Nel nostro Paese l’onere del lavoro non retribuito, che sia di cura dei bambini, degli anziani, dei fragili o domestico in senso stretto come fare le pulizie o la spesa, è quasi completamente sulle spalle delle donne. Molte abbandonano il lavoro già alla nascita del primo figlio; precipitano in una spirale di dipendenza economica e psicologica che genera tensioni familiari e, nei casi più gravi, violenze di ogni genere.
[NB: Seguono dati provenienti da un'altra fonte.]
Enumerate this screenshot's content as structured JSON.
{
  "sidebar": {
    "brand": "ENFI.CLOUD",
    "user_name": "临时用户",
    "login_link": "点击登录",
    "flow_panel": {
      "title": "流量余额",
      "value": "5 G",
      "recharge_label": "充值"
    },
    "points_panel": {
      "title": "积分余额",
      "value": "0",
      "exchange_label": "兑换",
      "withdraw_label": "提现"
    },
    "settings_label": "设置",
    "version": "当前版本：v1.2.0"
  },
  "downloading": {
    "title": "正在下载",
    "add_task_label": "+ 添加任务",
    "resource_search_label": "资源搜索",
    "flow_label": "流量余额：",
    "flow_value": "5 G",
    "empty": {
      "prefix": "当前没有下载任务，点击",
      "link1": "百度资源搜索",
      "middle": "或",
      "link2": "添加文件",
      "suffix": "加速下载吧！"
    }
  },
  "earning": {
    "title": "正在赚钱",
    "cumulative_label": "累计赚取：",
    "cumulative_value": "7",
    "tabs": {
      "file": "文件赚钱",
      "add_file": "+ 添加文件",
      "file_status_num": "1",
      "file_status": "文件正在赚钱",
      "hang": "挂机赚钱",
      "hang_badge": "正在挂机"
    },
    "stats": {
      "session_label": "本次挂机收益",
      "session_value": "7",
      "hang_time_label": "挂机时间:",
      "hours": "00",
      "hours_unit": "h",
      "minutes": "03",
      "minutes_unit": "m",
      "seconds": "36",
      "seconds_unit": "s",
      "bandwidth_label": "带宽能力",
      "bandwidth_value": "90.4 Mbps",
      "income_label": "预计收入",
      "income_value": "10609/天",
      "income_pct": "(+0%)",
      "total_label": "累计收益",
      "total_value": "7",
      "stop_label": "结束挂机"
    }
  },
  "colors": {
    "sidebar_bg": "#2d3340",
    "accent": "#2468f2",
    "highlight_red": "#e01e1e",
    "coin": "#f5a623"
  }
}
Per interrompere questo drammatico vortice, occorre riequilibrare i ruoli in famiglia, ma anche investire nell’istruzione e nella sanità pubbliche.
Quali misure concrete si dovrebbero adottare per realizzare questi obiettivi?
Per riequilibrare i ruoli si dovrebbe innanzitutto migliorare e ampliare la regolamentazione dei congedi parentali e di paternità obbligatori. Inoltre, sarebbe fondamentale introdurre una dinamica di genere nei contratti nazionali collettivi di lavoro a tutti i livelli, cioè riconoscere che donne e uomini hanno bisogni diversi quando si tratta di incentivi alla produttività; “fringe benefit”, ovvero beni e servizi offerti dal datore di lavoro a lavoratrici e lavoratori in alternativa ai compensi in denaro; polizze assicurative. Purtroppo, infatti, le politiche economiche e del lavoro sono formulate prendendo come modello l’uomo – il famoso “homo oeconomicus” -, mai la donna. Allo stesso tempo, riequilibrare i ruoli significa anche offrire servizi adeguati, come gli asili nido, investimento fondamentale del PNRR, che dovrebbero essere obbligatori e gratuiti, con orari prolungati e flessibili per tutte le famiglie perché non sono un servizio per le madri, come si pensa comunemente, ma per i bambini e per la collettività. Così come lo sono le scuole di ogni grado. Ecco perché la parità di genere passa anche da investimenti efficaci nell’istruzione pubblica, per migliorare la qualità dell’insegnamento ma anche per ampliare l’offerta educativa e i servizi connessi, come il tempo prolungato. Infine, le cure sanitarie di lungo periodo e la medicina di prossimità, al centro della Missione Salute del PNRR, sono temi di cruciale importanza per la parità se si considera che la cura dei familiari non autosufficienti o disabili, come abbiamo evidenziato, grava essenzialmente sulle donne. Da questo punto di vista, ritengo di vitale importanza che sia realizzata al più presto la riforma della non autosufficienza. Ma investire sulla sanità significa anche, e ancora una volta, garantire servizi di qualità per tutti e per tutte, e quindi equità, sociale e di genere.